If we know how much mRNA is expressed, we can determine the activity of polyadenylation and deadenylation. 

Q (RT) PCR and microarray are two techniques that quantify different mRNA present in the sample. 

The quantitative reverse transcription PCR first converts the mRNA into the cDNA and quantifies it. 

The microarray measures gene expression through probe base hybridization. If you want to learn more on the present topics, please read the previous article: What is transcriptomics?


Note that the above process, facts and explanations concentrate only on the mammalian poly-A tail and associated processing. Bacterial and other prokaryotes may have a different mechanism. 

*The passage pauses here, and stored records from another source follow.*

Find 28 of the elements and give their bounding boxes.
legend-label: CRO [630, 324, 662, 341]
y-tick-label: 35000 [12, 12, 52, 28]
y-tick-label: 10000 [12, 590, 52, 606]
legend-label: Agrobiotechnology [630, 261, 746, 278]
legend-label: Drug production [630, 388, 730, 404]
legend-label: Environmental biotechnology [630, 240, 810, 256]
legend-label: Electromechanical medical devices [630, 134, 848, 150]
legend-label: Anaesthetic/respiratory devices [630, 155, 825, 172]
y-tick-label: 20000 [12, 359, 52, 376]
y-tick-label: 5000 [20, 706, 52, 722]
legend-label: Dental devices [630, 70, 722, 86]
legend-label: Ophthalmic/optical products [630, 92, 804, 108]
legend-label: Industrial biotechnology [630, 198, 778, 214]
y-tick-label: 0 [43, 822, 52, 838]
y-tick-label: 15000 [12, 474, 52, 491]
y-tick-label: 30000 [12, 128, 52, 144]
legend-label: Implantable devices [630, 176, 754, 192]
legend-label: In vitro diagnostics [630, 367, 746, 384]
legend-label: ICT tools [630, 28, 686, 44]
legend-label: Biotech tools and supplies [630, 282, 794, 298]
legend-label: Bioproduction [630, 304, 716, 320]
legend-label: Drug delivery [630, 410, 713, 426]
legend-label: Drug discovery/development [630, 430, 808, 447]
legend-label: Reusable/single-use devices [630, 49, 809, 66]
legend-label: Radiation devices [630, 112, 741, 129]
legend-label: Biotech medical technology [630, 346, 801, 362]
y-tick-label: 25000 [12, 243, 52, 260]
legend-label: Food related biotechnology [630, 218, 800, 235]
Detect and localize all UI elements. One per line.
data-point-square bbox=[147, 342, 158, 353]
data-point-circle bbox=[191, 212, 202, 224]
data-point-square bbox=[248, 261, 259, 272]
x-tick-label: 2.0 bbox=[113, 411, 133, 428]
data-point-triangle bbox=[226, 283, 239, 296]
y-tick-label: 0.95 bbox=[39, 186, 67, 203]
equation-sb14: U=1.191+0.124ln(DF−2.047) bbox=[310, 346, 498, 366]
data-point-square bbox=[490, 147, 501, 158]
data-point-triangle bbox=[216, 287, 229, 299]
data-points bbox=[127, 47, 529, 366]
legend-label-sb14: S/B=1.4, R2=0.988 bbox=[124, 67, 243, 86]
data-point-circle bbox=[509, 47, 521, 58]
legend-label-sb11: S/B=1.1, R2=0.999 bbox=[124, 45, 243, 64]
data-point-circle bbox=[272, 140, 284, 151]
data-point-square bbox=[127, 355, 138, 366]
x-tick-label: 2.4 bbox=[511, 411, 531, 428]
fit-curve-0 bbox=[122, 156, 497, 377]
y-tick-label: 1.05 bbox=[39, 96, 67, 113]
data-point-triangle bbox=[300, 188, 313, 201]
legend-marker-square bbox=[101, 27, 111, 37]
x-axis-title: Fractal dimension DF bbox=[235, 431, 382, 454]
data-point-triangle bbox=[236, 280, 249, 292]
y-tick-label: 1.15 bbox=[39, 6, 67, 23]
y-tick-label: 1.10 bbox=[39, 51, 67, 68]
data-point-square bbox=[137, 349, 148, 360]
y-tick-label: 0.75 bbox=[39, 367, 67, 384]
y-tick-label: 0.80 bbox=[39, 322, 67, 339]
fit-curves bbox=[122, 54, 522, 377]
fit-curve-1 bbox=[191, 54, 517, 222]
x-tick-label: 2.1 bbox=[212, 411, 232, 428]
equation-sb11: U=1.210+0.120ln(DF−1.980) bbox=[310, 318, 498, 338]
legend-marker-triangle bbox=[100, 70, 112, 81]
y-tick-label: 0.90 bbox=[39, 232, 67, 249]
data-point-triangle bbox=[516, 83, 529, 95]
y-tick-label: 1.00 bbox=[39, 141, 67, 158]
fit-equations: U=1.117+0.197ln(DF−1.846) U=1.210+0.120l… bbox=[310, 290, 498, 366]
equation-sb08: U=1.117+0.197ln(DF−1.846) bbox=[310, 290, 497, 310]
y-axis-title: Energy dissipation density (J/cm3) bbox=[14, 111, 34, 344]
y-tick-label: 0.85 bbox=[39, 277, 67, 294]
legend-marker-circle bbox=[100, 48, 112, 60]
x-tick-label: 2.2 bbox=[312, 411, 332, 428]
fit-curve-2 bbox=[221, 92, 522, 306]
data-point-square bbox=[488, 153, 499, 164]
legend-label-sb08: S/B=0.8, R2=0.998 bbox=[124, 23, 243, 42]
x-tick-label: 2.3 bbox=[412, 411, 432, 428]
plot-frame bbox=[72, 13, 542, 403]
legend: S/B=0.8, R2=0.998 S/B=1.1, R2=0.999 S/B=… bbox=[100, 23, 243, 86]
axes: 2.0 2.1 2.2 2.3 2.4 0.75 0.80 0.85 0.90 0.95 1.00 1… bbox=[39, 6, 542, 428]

For example, the poly-A tailing in E Coli induces degradation of mRNA, rather than stabilizing it. 

Poly A tail and capping at 5’ end are important events or post-transcriptional processing required to correct translation. However, the mechanism, exact role and processing of the poly-A tail is yet not explained. 


Nicholson AL, Pasquinelli AE. Tales of Detailed Poly(A) Tails. Trends Cell Biol. 2019;29(3):191-200. doi:10.1016/j.tcb.2018.11.002

Dreyfus M and Regnier P. The poly (A) tail of mRNAs – bodyguard in Eukaryotes, Scavenger in Bacteria.The cell. 2002;111(5)- 611-613.